= Letizia Paoli =

Italian criminologist

Letizia Paoli (born 24 October 1966) is a criminologist, originally from Prato. Since 2006 she has been a professor of the Law Faculty at Leuven/Louvain University. She served, between 2009 and 2016, as chair of the sometimes troubled "Freiburg Sports Medicine Commission" at Freiburg University.

Paoli holds dual German-Italian nationality and lives in Belgium. She has published extensively, notably on international drugs trading.

==Life==
Paoli was born and grew up in Prato, a commercially dynamic city a short distance to the north-west of Florence in Italy. From 1990 she studied Political Sciences at Florence University, later moving on to the European University Institute (also in Florence) where she received her doctorate in 1997 in return for a piece of work entitled "The Pledge to Secrecy: Culture, Structure and Action of Mafia Associations". Her dissertation, which earned her a coveted "summa cum laude" citation, was supervised by Prof. Bernhard Giesen. She crossed the Alps and worked as an academic research assistant at the Tübingen University Institute for Criminology and at the Giessen University Institute for Sociology during 1996/97. From 1998 till 2006 she led a Research Group at the Max Planck Institute for Foreign and International Criminal Law in Freiburg i.B. In 2006 she switched to Leuven/Louvain University, half an hour to the east of Brussels, taking up a full professorship in Criminology.

==Freiburg Sports Medicine Commission==
At the end of 2009, Letizia Paoli was appointed to chair the independent expert commission of enquiry mandated to evaluate activities of the department of rehabilitative and sports medicine at the Freiburg University Medical Center. She took over the role from Dr. Hans Joachim Schäfer who had been obliged to resign for health reasons. Commentators have suggested that under her direction the commission faced obstructive actions from vested interests and that Letizia Paoli herself was subjected to aggressively hostile whispering attacks. Her own approach became more robust and uncompromising over time, but after more than seven years, by the start of 2017 it had become apparent that the commission had failed to conclude its task timely and satisfactorily.
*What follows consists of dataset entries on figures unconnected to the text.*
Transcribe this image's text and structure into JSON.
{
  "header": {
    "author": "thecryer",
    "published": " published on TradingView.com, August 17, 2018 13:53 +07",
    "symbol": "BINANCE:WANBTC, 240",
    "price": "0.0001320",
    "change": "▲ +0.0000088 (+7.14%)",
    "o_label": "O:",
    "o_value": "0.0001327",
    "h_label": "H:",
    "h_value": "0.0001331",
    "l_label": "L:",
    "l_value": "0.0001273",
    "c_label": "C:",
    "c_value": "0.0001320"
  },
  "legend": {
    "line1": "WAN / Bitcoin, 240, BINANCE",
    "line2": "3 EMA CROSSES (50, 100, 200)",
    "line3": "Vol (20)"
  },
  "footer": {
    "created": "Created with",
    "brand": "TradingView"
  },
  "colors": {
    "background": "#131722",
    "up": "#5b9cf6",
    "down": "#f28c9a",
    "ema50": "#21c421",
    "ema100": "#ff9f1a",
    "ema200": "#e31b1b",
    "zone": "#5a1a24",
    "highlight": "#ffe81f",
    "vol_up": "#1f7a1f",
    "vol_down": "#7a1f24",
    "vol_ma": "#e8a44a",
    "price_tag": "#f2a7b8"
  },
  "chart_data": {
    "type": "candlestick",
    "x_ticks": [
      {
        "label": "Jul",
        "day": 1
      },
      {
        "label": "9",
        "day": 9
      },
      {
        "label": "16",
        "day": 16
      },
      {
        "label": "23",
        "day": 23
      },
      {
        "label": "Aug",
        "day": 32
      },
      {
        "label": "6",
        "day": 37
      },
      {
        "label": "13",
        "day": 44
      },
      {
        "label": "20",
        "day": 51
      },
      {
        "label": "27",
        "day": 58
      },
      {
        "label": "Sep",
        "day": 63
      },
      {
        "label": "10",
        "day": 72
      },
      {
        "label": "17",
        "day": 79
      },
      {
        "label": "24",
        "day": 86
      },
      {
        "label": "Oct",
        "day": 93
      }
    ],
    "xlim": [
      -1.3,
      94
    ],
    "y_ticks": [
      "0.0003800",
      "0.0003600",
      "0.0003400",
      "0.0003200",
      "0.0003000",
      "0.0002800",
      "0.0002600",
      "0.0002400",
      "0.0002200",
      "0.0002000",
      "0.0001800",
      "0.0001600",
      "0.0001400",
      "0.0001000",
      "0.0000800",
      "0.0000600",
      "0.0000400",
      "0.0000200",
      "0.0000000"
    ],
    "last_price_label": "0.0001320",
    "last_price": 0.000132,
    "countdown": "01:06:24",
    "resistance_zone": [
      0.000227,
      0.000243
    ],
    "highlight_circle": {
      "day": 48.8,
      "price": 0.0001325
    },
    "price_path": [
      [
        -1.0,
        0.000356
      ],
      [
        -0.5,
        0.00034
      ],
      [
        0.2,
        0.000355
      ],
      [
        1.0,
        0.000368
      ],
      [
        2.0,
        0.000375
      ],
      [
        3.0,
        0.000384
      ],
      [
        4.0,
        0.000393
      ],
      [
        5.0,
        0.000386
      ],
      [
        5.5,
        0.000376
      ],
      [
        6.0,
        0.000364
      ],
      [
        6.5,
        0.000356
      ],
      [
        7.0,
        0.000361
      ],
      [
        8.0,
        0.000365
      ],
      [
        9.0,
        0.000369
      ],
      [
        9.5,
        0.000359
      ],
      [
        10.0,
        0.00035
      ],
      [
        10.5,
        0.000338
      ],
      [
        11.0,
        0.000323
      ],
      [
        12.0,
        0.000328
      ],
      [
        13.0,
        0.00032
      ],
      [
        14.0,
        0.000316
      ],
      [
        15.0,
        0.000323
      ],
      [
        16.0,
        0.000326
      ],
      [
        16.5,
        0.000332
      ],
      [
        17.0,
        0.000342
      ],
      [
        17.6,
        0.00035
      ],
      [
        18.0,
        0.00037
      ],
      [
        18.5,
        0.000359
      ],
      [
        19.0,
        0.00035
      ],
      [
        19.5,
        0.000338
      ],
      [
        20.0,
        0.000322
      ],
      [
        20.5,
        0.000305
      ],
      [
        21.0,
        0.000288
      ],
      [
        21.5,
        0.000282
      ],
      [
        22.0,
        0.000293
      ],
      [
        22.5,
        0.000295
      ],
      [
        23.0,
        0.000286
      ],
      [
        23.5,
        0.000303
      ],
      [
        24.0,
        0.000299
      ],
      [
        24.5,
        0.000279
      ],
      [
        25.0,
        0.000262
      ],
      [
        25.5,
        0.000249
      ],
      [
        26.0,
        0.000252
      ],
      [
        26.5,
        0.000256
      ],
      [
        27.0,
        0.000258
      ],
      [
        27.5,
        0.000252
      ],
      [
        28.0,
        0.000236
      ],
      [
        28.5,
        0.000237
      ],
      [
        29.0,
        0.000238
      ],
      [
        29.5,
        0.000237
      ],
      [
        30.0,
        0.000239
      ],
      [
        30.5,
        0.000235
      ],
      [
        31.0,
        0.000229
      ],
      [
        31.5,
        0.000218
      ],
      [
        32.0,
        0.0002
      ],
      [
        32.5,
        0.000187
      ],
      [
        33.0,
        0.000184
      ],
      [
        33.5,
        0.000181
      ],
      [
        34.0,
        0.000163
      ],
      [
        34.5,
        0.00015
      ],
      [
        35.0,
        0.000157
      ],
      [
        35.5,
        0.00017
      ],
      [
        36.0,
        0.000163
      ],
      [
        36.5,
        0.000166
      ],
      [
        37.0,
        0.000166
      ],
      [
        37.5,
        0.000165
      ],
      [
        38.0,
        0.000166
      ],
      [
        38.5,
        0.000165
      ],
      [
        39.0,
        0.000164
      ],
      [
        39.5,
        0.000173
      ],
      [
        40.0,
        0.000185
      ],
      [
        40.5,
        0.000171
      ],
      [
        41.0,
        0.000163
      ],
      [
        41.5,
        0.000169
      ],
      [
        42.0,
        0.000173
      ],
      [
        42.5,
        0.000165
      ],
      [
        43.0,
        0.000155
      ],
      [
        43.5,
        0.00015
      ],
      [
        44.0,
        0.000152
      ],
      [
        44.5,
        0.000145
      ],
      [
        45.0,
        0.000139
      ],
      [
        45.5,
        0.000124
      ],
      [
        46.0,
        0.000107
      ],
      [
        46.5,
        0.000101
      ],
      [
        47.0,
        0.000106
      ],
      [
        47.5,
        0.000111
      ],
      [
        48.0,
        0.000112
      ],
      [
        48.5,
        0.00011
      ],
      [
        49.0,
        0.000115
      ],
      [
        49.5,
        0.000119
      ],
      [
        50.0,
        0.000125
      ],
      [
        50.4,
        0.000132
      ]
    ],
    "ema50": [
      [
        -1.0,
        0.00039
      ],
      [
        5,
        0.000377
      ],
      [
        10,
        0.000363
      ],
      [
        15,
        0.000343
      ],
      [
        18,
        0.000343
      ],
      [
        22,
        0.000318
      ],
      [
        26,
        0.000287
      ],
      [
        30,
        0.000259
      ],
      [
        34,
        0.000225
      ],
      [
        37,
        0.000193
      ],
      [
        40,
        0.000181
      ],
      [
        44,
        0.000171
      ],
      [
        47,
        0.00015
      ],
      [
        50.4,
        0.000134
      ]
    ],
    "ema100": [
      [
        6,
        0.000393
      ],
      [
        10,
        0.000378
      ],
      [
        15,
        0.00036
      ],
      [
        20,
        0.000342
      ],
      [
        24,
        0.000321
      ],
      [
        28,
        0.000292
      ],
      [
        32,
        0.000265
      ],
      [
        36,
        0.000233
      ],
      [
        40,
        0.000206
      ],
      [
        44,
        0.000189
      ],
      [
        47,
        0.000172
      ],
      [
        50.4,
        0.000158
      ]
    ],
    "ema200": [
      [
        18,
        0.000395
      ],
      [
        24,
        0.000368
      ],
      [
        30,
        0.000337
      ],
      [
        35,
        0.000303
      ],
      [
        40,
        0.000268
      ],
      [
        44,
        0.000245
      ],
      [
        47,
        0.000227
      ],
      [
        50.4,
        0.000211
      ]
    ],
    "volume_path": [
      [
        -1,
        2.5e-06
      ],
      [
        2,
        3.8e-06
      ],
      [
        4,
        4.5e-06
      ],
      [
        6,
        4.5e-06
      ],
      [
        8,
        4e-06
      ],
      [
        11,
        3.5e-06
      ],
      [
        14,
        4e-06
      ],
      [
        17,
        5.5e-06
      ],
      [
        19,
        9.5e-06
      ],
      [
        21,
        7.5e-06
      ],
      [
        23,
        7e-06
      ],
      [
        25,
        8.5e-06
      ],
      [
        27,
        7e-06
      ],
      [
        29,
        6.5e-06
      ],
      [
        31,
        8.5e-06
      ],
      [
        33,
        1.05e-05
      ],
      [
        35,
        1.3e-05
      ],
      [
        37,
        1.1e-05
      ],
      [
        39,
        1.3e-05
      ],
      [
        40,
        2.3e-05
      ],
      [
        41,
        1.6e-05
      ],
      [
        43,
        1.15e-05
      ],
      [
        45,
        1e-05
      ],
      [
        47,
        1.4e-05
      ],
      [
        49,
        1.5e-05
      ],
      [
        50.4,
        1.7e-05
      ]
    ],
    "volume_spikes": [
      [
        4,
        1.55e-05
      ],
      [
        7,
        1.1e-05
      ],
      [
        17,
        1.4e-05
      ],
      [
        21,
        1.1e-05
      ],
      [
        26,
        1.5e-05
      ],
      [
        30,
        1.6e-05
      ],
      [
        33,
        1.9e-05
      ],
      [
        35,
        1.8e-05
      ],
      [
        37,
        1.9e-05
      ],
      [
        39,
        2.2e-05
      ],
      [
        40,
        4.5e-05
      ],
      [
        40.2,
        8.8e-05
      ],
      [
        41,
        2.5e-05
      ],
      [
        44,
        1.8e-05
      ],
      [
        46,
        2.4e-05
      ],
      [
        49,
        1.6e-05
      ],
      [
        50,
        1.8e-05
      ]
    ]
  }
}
As commission chair, Paoli called upon Werner Franke to resign his membership of it, following leak allegations. However, in March 2015 a part-completed report on doping in the German football league was released by another commission member, Andreas Singler, indicating that the departure of Franke had not put an end to disagreements among its remaining members.

One unexpected by-product of the commission's investigation involved Hans-Hermann Dickhuth whose 1983 habilitation (academic qualification) had been based on a dissertation that allegedly contained extensive word-for-word quotations from the doctoral dissertation of one of his own students. The potential news value of an otherwise mainstream plagiarism scandal was enhanced by the fact that the student in question subsequently became Dickhuth's wife. As commission chair, Paoli reported the commission's assessment of the matter to the university rectorate. The matter was then leaked to the press. Some felt that the university's handling of the affair lacked the necessary transparency, and in the very public disagreement between Paoli and the university authorities which ensued it was reported, towards the end of 2014, that she had threatened to resign the commission chairmanship.

By this time publication of the commission's final report was believed to have been scheduled for Autumn/Fall 2015. However, Autumn/Fall 2015 came and went: in March 2016 the entire commission stepped down, amidst allegations that their work had been sabotaged, and with no sign of any final report.